Sunday, January 18, 2026

Bookshelf #13

This week's bookshelf is my IDW shelf...although, if you look closely, you'll pretty immediately realize there are a lot of comics on there that aren't from IDW too. 

To the left are my Teenage Mutant Ninja Turtles collections, the vast majority of which are from IDW. There are the first nine trade collections of writer Tom Waltz's run on the 2011-launched title ("Volume Five" of the Turtles' adventures), which is how long I stuck with it before I accepted that this particular reimagining just wasn't for me (Other fans obviously loved it, though, as Waltz kept writing the title for 64 issues after the last issue collected in Vol. 9). There are also all nine trade collections devoted to Sophie Campbell's run, which IDW relabeled as Teenage Mutant Ninja Turtles: Reborn for the trades. (These were much more my speed, but then, Campbell has been one of my favorite artists since I first encountered her work in 2006).

And there are some of the mini-series that spun out of IDW's main TMNT series, including Turtles in Time, Black, White & Green, Bebop & Rocksteady Destroy Everything and The Last Ronin. Oh, and some crossovers, featuring Batman, the Ghostbusters, the Power Rangers and the latest Usagi Yojimo pairing with Stan Sakai's Usagi Yojimbo (2023's Wherewhen, written and drawn by Sakai himself). 

Then there are IDW collections of older TMNT comics, like the two volumes of the Image Comics series ("Volume Three"), rebranded as Urban Legends and Usagi Yojimbo/Teenage Mutant Ninja Turtles: The Complete Collection, which collected every Usagi/TMNT crossover between 1987 and 2017 (and the title of which was rendered inexact by the later release of Wherewhen). 

This shelf obviously seemed like the best place to put my other TMNT books then, like Mirage Studios' The Collected Teenage Mutant Ninja Turtles Vols. 1, 2, 3 and 5, The Collected Tales of the Teenage Mutant Ninja Turtles and Challenges (a Michael Dooley original graphic novel).

Oh, and Bodycount (Kevin Eastman and Simon Bisley's crazy Raphael/Casey Jones team-up). It was originally published serially by Image Comics and was finally collected in 2018, not by Image nor IDW, but by Top Shelf (which was, by that point, an imprint of IDW, I guess). 

I also stuck a handful of books from Mirage artists with the Turtles stuff.
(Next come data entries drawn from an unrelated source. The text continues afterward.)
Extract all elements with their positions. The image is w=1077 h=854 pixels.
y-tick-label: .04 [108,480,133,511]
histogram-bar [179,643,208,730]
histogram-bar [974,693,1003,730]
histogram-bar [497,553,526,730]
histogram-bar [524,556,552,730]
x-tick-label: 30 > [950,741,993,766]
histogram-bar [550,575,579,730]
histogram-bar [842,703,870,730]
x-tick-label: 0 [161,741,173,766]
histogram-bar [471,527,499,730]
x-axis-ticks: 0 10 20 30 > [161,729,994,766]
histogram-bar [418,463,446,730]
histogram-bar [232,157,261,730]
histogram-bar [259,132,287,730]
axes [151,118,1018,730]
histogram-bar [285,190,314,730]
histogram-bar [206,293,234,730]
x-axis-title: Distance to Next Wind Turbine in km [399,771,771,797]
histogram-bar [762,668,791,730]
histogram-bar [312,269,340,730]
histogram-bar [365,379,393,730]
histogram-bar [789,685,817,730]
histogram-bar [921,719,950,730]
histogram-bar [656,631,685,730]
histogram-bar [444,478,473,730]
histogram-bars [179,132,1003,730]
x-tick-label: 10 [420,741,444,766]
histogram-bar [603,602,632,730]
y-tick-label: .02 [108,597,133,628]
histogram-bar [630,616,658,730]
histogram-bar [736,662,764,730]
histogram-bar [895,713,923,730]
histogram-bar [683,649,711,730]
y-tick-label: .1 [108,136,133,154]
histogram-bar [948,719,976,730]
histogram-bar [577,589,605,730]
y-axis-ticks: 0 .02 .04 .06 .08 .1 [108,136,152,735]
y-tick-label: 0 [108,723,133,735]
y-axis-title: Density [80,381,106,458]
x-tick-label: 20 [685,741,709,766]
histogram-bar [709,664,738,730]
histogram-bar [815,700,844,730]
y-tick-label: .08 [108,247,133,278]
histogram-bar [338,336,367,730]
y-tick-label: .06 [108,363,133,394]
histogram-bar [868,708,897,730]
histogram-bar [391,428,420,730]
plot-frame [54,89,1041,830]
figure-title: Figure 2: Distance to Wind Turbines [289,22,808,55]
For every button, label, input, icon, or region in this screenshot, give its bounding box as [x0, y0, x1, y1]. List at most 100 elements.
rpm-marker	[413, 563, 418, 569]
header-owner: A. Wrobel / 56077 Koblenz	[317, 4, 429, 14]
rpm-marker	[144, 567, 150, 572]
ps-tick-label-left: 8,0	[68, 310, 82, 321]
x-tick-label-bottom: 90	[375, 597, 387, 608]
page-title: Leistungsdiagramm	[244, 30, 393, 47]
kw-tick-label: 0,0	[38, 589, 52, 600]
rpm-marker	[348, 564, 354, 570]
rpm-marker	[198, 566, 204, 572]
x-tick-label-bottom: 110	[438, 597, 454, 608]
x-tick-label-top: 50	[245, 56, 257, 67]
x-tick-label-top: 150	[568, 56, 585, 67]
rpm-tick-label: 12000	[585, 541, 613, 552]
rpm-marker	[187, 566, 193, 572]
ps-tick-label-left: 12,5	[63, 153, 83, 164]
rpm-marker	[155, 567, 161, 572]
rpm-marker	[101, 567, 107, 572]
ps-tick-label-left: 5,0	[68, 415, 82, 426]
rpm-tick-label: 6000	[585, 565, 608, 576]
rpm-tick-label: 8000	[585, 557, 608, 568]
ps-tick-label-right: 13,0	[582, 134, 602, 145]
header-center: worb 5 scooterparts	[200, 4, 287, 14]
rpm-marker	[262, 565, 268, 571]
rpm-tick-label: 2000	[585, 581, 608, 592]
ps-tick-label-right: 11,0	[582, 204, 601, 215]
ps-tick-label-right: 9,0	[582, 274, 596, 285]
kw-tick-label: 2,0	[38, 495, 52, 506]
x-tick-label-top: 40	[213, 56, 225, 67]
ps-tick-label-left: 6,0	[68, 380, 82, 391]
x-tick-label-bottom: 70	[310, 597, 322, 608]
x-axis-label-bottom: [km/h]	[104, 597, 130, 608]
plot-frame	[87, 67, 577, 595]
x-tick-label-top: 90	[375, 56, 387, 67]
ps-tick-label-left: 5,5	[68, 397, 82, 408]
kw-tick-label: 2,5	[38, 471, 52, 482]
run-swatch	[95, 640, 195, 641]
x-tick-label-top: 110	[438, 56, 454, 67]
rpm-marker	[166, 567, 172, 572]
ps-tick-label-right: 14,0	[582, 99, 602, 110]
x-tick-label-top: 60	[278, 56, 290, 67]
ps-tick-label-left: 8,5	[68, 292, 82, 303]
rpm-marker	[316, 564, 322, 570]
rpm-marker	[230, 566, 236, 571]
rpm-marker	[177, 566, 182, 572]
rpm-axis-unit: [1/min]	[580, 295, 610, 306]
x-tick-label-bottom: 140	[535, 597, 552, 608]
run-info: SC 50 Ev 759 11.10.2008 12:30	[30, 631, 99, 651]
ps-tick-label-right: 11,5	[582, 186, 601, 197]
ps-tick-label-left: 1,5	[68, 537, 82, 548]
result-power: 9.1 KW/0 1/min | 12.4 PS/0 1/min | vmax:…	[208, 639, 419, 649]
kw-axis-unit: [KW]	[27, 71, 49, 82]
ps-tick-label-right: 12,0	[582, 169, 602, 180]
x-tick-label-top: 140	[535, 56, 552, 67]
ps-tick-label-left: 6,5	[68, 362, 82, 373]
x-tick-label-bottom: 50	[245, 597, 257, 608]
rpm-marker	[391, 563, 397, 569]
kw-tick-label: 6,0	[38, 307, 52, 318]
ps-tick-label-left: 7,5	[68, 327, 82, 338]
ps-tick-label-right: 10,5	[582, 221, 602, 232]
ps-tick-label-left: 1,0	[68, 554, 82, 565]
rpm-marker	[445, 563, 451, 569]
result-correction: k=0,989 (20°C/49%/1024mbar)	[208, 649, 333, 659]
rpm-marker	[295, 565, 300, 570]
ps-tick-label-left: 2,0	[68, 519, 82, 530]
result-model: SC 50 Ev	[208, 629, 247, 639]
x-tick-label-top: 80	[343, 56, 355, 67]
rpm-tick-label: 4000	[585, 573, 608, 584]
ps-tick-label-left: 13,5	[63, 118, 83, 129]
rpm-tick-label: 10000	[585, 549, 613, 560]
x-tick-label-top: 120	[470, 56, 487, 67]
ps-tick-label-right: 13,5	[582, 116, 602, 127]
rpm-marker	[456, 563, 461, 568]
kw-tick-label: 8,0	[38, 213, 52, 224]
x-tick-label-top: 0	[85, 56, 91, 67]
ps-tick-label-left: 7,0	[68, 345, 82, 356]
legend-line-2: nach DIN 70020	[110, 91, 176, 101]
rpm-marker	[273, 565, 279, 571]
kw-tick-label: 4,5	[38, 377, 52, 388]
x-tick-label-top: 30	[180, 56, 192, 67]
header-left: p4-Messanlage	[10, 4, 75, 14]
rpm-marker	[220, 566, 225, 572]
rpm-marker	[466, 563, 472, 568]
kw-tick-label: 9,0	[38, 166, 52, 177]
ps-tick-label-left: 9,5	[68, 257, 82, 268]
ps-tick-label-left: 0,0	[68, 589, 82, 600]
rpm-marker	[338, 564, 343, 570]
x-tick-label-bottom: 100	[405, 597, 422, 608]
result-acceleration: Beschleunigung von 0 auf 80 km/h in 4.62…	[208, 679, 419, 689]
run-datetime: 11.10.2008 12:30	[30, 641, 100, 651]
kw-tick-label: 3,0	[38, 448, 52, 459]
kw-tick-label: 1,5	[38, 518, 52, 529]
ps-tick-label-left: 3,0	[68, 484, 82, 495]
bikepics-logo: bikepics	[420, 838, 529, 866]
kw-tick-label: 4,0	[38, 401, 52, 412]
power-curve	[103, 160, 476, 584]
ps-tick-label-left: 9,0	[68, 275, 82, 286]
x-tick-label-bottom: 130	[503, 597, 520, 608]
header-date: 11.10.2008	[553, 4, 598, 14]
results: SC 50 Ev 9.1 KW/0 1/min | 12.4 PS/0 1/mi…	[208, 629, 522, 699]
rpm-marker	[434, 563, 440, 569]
From Kevin Eastman, there's Fistful of Blood and Underwhere (both new collections of older material, repackaged and republished by IDW) and Kevin Eastman's Totally Twisted Tales (an anthology collection of short Eastman/Bisley collaborations published by Clover Press). And from Jim Lawson there's The Collected Paleo Tales of the Late CretaceousDragonfly and the crowd-funded Box City Wallops (Of Lawson's three books here, Paleo is the best; a must-read for anyone who loves dinosaurs and comics). 

To the right are a random assortment of other IDW trades. While Godzilla comics are the best represented, there's also the first volume of Jem and The Holograms (which is where I left off on the series; volume 2 is still on my to-read pile), Saved By The Bell, Tom Scioli's Go-Bots, IDW's repackaging of some old G.I. Joe and G.I. Joe/Transformers comics and, of course, all three volumes of Roger Langridge-written Popeye, which was an all-around incredible comic series. Oh, and IDW's gorgeous collection of Mike Mignola, John Nyberg and Roy Thomas' adaptation of Francis Ford Coppola's Bram Stoker's Dracula, originally published by Topps way back in 1992. 

Finally, on the far right is more non-IDW stuff, which I had originally put there due to the size of the books. Now that this shelf is full, I guess these should be moved whenever I get around to reorganizing all these shelves. 

These are five Street Angel books and Ronald Wimberly's excellent riff on Romeo and Juliet, Prince of Cats, all from Image (The publisher, as we saw before, didn't get its own shelf among these bookshelves, which were filled during my time in Mentor, roughly 2012-2024). 

While not everything on this shelf is necessarily a great comic—I remember being pretty underwhelmed by Mars Attacks IDW and Mars Attacks: Classics Obliterated, for example—there are a lot of great ones on it.